# 📓 **Exploratory Data Analysis (EDA) & Visualization**

✅ Objectives:

Visualize your viewing trends over time.  
Analyze genre preferences.  
Understand duration patterns and rating trends.  

## 📌**Initial Setup**

In [None]:
import pandas as pd
import matplotlib.pyplot as plt
import seaborn as sns

# Set style for visuals
sns.set_theme(style="darkgrid")

# Load enriched dataset
df = pd.read_csv('../data/processed/enriched_netflix_history.csv')

# Inspect data
df.head()


## 📅**Analysis of Viewing Trends Over Time**

### 📊*Monthly Viewing Frequency*

In [None]:
# Convert dates to datetime
df = pd.read_csv('../data/processed/enriched_netflix_history.csv')
df['Date Watched'] = pd.to_datetime(df['Date Watched'])

# Count views by month
monthly_views = df.resample('M', on='Date Watched').size()

# Plot
plt.figure(figsize=(12,6))
monthly_views.plot(kind='bar', color='skyblue')

plt.title('Monthly Netflix Viewing Frequency')
plt.xlabel('Month')
plt.ylabel('Number of Views')
plt.tight_layout()
plt.show()


### *Trends by Genre*

In [None]:
# Split genres and count occurrences
genre_counts = df['listed_in'].str.split(', ', expand=True).stack().value_counts()

# Plot top 10 genres
genre_counts.head(10).plot(kind='barh', figsize=(10,6))
plt.title('Top 10 Genres Watched')
plt.xlabel('Number of Views')
plt.gca().invert_yaxis()
plt.tight_layout()
plt.show()


## 📝**Analysis**

### ⏱️*Durations Analysis*

In [None]:
# Clean duration (for Movies only)
movies = df[df['type'] == 'Movie'].copy()

# Convert durations to integers (minutes)
movies['duration_minutes'] = movies['duration'].str.replace(' min','').astype(float)

# Visualize distribution
plt.figure(figsize=(10,5))
sns.histplot(movies['duration_minutes'], bins=20, kde=True)
plt.title('Distribution of Movie Durations Watched')
plt.xlabel('Duration (minutes)')
plt.ylabel('Count')
plt.show()


### ★★☆☆☆*Ratings Analysis*

In [None]:
# Rating distribution
rating_counts = df['rating'].value_counts()
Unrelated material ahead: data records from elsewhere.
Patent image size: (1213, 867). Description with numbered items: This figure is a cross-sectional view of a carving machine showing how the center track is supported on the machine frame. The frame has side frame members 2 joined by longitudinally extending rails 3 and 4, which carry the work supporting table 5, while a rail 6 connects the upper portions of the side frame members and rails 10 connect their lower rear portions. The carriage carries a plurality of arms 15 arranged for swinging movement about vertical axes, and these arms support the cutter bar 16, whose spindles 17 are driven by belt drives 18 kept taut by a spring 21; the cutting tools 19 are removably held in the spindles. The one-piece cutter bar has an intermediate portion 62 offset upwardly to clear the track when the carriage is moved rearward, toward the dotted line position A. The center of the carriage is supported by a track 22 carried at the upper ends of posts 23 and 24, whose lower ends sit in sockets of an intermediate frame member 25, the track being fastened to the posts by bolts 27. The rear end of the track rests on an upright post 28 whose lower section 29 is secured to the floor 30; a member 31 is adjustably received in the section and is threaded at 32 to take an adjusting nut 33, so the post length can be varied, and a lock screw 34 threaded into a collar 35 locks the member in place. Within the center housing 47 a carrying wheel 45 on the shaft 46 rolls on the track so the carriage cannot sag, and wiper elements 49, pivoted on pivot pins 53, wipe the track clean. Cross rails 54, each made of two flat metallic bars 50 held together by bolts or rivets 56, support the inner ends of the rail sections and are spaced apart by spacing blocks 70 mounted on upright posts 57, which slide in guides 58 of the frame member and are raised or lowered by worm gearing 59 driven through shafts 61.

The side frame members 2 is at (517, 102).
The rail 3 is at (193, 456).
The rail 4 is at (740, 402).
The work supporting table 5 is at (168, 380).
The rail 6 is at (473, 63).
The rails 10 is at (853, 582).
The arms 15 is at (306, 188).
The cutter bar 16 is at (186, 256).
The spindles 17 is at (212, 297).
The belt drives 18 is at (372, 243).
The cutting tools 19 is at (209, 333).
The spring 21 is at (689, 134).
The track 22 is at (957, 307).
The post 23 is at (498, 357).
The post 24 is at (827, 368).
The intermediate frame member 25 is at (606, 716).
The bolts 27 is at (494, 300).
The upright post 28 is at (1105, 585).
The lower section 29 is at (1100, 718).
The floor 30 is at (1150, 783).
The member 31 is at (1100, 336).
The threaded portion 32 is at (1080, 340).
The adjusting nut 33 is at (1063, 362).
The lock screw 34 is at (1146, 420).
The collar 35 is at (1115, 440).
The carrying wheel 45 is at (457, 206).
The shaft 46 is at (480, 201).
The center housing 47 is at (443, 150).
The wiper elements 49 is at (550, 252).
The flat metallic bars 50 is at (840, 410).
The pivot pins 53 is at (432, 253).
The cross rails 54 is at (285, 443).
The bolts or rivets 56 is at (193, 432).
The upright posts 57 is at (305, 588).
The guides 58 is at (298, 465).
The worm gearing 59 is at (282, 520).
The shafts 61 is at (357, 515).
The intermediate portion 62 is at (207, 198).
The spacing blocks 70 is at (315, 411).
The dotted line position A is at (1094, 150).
# Plot ratings distribution
plt.figure(figsize=(10,6))
sns.barplot(x=rating_counts.index, y=rating_counts.values)
plt.xticks(rotation=45)
plt.title('Content Ratings Distribution')
plt.xlabel('Rating')
plt.ylabel('Count')
plt.show()


## 📈 **Time-based Watching Patterns**

### 📆**Days of the Week**

In [None]:
df['Day_of_Week'] = df['Date Watched'].dt.day_name()
weekly_counts = df['Day_of_Week'] = df['Date Watched'].dt.day_name()

weekly_counts = df['Day_of_Week'].value_counts().reindex(
    ['Monday', 'Tuesday', 'Wednesday', 'Thursday', 'Friday', 'Saturday', 'Sunday']
)

# Plot weekly viewing habits
plt.figure(figsize=(10,6))
sns.barplot(x=weekly_counts.index, y=weekly_counts.values)
plt.title("Netflix Watching Frequency by Day of Week")
plt.xlabel("Day of Week")
plt.ylabel("Number of Views")
plt.show()


### 📅**Yearly Trends**

In [None]:
# Extract year from date
df['Year'] = df['Date Watched'].dt.year

yearly_views = df['Year'].value_counts().sort_index()

# Plot yearly viewing frequency
yearly_views.plot(kind='line', marker='o', figsize=(8, 5))
plt.title('Netflix Viewing Trends by Year')
plt.ylabel('Number of Views')
plt.xlabel('Year')


## 🔍**Correlation Analysis**

In [None]:
# Correlation between content release year and views
sns.scatterplot(data=df, x='release_year', y='Year')
plt.title('Relation between Content Release Year and Watching Year')
plt.xlabel('Content Release Year')
plt.ylabel('Year Watched')


## 🎯**Insights & Summary**

“The most popular genre was XXX, followed by XXX.”
“Majority of content watched was rated TV-MA, showing preference for XXX content.”
"Significant spike in viewing activity during weekXXX and XXX months."